The 1975 inflation high peak followed a doubling of broad money 1970-4 as a result of a badly supervised switch to competition and credit control policy by the Bank.

The 1992 inflation followed a 36% surge in broad  money 1989-92, brought on by the dangerous  European Exchange rate mechanism. IMF figures clocked broad money growth peaking  at 86% when the Bank and Treasury were creating billions of pounds  to try to keep the value  of the pound down to the permitted target. They then saw it plunge to a low of minus 28% when the Bank was busily buying in pounds trying to get the value back up to the target after the inflation sank the currency.

The 2008-9 banking boom followed and created a 66% surge in broad money Q1 2009 compared to Q 12005. Over the Labour years 1997 to 2010 money growth trebled.

The more recent inflation followed 30% money growth 2020 to 2023.
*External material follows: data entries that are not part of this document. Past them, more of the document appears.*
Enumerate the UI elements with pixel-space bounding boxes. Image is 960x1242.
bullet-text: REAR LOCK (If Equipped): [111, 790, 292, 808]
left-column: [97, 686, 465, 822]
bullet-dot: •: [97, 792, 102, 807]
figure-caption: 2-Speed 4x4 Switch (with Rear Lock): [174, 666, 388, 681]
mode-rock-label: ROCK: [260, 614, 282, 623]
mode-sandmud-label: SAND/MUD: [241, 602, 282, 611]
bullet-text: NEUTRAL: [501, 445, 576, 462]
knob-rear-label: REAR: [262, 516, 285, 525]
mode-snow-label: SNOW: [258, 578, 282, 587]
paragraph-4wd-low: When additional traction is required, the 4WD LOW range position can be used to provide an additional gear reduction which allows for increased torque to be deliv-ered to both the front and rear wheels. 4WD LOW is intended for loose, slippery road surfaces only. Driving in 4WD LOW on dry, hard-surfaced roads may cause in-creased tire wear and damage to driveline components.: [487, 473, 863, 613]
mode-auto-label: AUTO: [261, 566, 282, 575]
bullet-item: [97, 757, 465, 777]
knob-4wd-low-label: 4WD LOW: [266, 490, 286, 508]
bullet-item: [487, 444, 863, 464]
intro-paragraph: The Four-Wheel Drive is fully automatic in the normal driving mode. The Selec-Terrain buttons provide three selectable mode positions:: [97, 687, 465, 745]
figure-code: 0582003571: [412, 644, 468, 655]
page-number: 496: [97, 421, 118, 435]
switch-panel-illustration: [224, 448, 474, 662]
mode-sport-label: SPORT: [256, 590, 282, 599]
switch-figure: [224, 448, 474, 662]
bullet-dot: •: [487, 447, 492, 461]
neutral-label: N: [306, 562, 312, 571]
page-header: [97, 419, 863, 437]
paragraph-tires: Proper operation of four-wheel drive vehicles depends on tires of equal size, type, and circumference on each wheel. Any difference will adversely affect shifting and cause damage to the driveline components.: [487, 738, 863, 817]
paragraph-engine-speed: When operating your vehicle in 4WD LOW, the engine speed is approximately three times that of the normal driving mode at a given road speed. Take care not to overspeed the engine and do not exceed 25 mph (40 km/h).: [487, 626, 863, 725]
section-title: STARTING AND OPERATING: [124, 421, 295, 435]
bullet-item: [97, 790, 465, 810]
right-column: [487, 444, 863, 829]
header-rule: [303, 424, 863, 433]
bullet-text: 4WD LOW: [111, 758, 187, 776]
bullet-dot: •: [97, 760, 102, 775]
I set out the case against the European Exchange Rate Mechanism before we entered. I urged the government to turn down the Bank and Treasury advice. I explained it could lead  to  excessive money or too little. It led to both. I took the quoted company I led  out of the CBI because the CBI refused to accept ERM membership would be damaging.

In the run up to the crash of 2009 I supported the Opposition in Parliament who regularly  warned of excessive credit expansion and government overborrowing.

This time round I warned against the continuation of QE during 2021-2 as inflationary. More recently I switched to warning against excessive bond sales as recessionary.

Why do the Bank and Treasury persist with boom/ bust policies?